Dix neuf bibliothèques nationales
ont signé un accord dans le but de riposter à Google et son grand
projet de numérisation des livres. La BNF est à l'origine de cette
initiative.
"Une telle entreprise suppose au niveau de l'Union une étroite concertation des ambitions nationales pour définir le choix des oeuvres. Elle appelle aussi le soutien des autorités communautaires pour développer un programme énergique de recherche dans le domaine des techniques qui serviront ce dessein".
Les
bibliothèqes nationales de L'Allemagne,
l'Autriche, la Belgique, le Danemark, l'Espagne, l'Estonie, la
Finlande, la Grèce,
la Hongrie, l'Irlande, l'Italie, la Lituanie, le Luxembourg,
les Pays-Bas, la Pologne, la République tchèque, la Slovénie, la
Slovaquie, la Suède et bien entendu de la France sont signataire de
cette motion.
Le Royaume-Uni se distingue (comme pour l'euro...) en ne signant pas le text. Elle apporte juste "un soutien explicite à l'initiative".

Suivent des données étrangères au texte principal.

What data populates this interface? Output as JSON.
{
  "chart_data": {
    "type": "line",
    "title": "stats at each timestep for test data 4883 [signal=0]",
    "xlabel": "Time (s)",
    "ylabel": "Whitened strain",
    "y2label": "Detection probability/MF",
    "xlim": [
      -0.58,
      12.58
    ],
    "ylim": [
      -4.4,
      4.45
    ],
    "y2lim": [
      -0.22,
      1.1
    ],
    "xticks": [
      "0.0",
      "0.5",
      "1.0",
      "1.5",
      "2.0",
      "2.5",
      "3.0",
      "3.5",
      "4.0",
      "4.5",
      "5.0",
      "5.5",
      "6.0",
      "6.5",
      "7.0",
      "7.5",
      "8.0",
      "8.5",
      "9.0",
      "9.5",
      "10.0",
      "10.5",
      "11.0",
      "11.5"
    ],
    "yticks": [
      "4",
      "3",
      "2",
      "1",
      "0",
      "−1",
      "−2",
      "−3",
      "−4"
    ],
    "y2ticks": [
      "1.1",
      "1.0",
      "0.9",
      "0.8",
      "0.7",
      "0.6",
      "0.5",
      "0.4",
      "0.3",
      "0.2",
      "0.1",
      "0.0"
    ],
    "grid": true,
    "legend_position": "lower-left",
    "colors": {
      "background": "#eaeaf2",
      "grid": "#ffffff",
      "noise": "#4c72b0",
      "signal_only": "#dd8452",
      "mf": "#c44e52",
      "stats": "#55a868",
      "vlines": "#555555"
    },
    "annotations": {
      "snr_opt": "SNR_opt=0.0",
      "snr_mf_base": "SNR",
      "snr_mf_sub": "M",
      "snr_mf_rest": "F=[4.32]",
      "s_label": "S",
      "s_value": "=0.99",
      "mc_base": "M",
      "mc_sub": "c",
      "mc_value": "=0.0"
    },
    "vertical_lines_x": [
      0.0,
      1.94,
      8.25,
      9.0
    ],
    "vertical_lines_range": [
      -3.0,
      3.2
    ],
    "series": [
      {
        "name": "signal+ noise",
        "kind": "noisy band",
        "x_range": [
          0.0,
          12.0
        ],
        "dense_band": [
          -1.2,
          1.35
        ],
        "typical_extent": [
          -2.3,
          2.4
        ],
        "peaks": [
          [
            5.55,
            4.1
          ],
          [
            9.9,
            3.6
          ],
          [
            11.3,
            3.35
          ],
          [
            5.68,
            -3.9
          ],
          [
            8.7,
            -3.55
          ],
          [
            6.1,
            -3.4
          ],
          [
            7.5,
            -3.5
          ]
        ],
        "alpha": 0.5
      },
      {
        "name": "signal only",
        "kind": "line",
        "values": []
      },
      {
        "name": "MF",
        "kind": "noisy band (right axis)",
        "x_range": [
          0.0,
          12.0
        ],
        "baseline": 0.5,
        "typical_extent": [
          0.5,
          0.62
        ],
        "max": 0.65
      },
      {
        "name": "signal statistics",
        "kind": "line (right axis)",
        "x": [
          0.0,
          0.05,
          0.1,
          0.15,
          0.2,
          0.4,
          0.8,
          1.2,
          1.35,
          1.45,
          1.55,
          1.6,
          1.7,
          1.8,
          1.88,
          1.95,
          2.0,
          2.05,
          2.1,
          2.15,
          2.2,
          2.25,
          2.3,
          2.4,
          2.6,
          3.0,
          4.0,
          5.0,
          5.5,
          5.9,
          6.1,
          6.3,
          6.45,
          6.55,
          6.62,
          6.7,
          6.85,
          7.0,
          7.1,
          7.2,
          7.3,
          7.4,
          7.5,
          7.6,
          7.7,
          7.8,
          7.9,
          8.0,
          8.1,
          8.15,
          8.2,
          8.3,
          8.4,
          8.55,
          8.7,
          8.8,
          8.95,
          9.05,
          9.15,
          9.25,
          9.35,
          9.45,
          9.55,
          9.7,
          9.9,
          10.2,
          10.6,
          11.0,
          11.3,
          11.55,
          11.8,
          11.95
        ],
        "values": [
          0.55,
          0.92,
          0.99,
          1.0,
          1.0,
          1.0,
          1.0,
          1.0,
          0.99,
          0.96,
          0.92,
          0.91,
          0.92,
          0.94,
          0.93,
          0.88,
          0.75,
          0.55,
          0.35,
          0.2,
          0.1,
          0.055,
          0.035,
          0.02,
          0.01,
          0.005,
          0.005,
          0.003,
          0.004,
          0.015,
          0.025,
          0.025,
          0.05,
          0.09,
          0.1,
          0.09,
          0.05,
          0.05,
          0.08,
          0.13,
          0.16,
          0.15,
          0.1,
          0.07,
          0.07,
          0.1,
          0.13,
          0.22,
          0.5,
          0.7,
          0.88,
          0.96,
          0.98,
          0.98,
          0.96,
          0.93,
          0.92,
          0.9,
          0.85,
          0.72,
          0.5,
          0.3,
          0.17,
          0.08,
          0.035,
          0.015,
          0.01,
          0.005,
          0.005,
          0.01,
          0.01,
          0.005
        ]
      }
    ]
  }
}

Le Portugal a donné un accord écrit, mais sous réserve de validation par le ministre de tutelle.
Chypre et Malte ont donné un accord verbal. La lettonie n'a pas encore fait connaitre son avis.
Le projet de Google consiste à numériser sur une durée de six ans 15 millions de livres en provenance de quatre bibliothèques américaines et une anglaise.
Le président de la BNF est réaliste, et ne voit pas comment une seule nation peut lutter contre l'hégémonie du moteur américain. Jean-Noël Jeanneney, le président de la BNF, essait de mobiliser depuis plusieurs semaines l'ensemble des pays européens afin de créer un contrepoids suffisant.